Comment Re:We are in a post-rational debate (Score 1) 155
I work at BIGCO. Everything you say is partly true, but:
I've developed apps on Oracle and MySQL. Cost is not a factor; we get Oracle for free here. And yet I always choose MySQL for new projects. And that is the overwhelming majority preference, among experienced engineers who disagree on lots of other things. Why?
- Performance. Even with good DBAs investing a lot of time, Oracle cannot deliver. Remember, we tune our schema and MySQL instance until it's faster than many custom-written datastores. (Obviously, I'm talking about MyISAM). MySQL is so fat-free that it's hard to beat in custom C. And yes, MySQL's performance falls off rapidly with complex queries. Query optimization does consume significant engineering time.
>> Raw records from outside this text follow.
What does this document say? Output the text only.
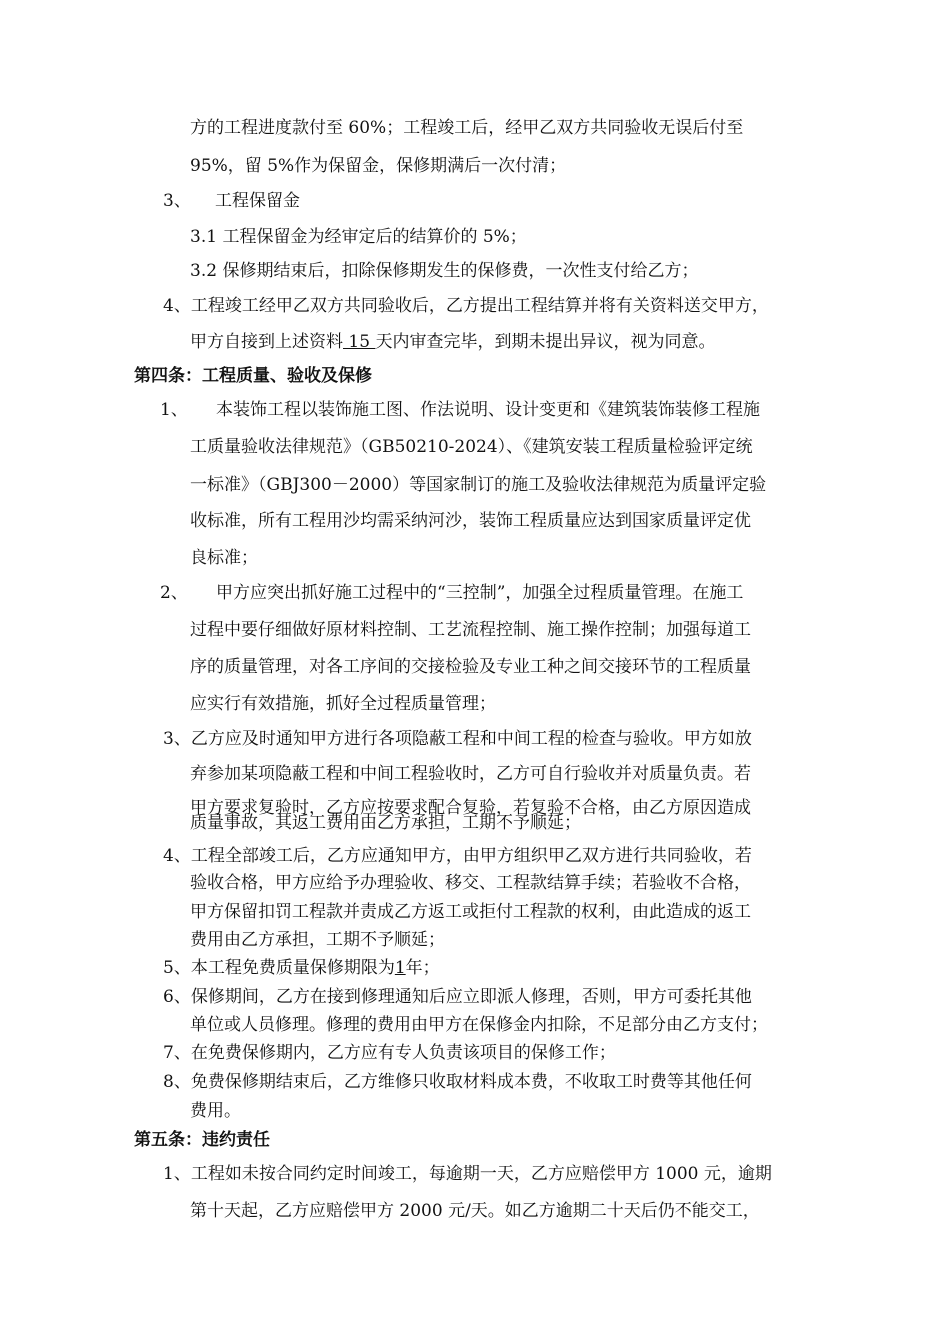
方的工程进度款付至 60%；工程竣工后，经甲乙双方共同验收无误后付至
95%，留 5%作为保留金，保修期满后一次付清；
3、 工程保留金
3.1 工程保留金为经审定后的结算价的 5%；
3.2 保修期结束后，扣除保修期发生的保修费，一次性支付给乙方；
4、工程竣工经甲乙双方共同验收后，乙方提出工程结算并将有关资料送交甲方，
甲方自接到上述资料 15 天内审查完毕，到期未提出异议，视为同意。
第四条：工程质量、验收及保修
1、 本装饰工程以装饰施工图、作法说明、设计变更和《建筑装饰装修工程施
工质量验收法律规范》（GB50210-2024）、《建筑安装工程质量检验评定统
一标准》（GBJ300－2000）等国家制订的施工及验收法律规范为质量评定验
收标准，所有工程用沙均需采纳河沙，装饰工程质量应达到国家质量评定优
良标准；
2、 甲方应突出抓好施工过程中的“三控制”，加强全过程质量管理。在施工
过程中要仔细做好原材料控制、工艺流程控制、施工操作控制；加强每道工
序的质量管理，对各工序间的交接检验及专业工种之间交接环节的工程质量
应实行有效措施，抓好全过程质量管理；
3、乙方应及时通知甲方进行各项隐蔽工程和中间工程的检查与验收。甲方如放
弃参加某项隐蔽工程和中间工程验收时，乙方可自行验收并对质量负责。若
甲方要求复验时，乙方应按要求配合复验，若复验不合格，由乙方原因造成
质量事故，其返工费用由乙方承担，工期不予顺延；
4、工程全部竣工后，乙方应通知甲方，由甲方组织甲乙双方进行共同验收，若
验收合格，甲方应给予办理验收、移交、工程款结算手续；若验收不合格，
甲方保留扣罚工程款并责成乙方返工或拒付工程款的权利，由此造成的返工
费用由乙方承担，工期不予顺延；
5、本工程免费质量保修期限为1年；
6、保修期间，乙方在接到修理通知后应立即派人修理，否则，甲方可委托其他
单位或人员修理。修理的费用由甲方在保修金内扣除，不足部分由乙方支付；
7、在免费保修期内，乙方应有专人负责该项目的保修工作；
8、免费保修期结束后，乙方维修只收取材料成本费，不收取工时费等其他任何
费用。
第五条：违约责任
1、工程如未按合同约定时间竣工，每逾期一天，乙方应赔偿甲方 1000 元，逾期
第十天起，乙方应赔偿甲方 2000 元/天。如乙方逾期二十天后仍不能交工，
- Hassle factor. Just as you feel MySQL has imposed too much weirdness on you, I feel that Oracle has wasted too many of my hours. Everything about this db is clumsy, old-fashioned and obscure.
- Transaction-phobia. We're not doing banking apps here. I remember Oracle instances getting slow because open sessions are piling up, either from humans, broken pooling, or scripts. One more headache I'm thankfully free from.
There's no free lunch here. Oracle provides a more seamless abstraction, including ACID, at the price of performance. That is an appropriate tradeoff for some apps.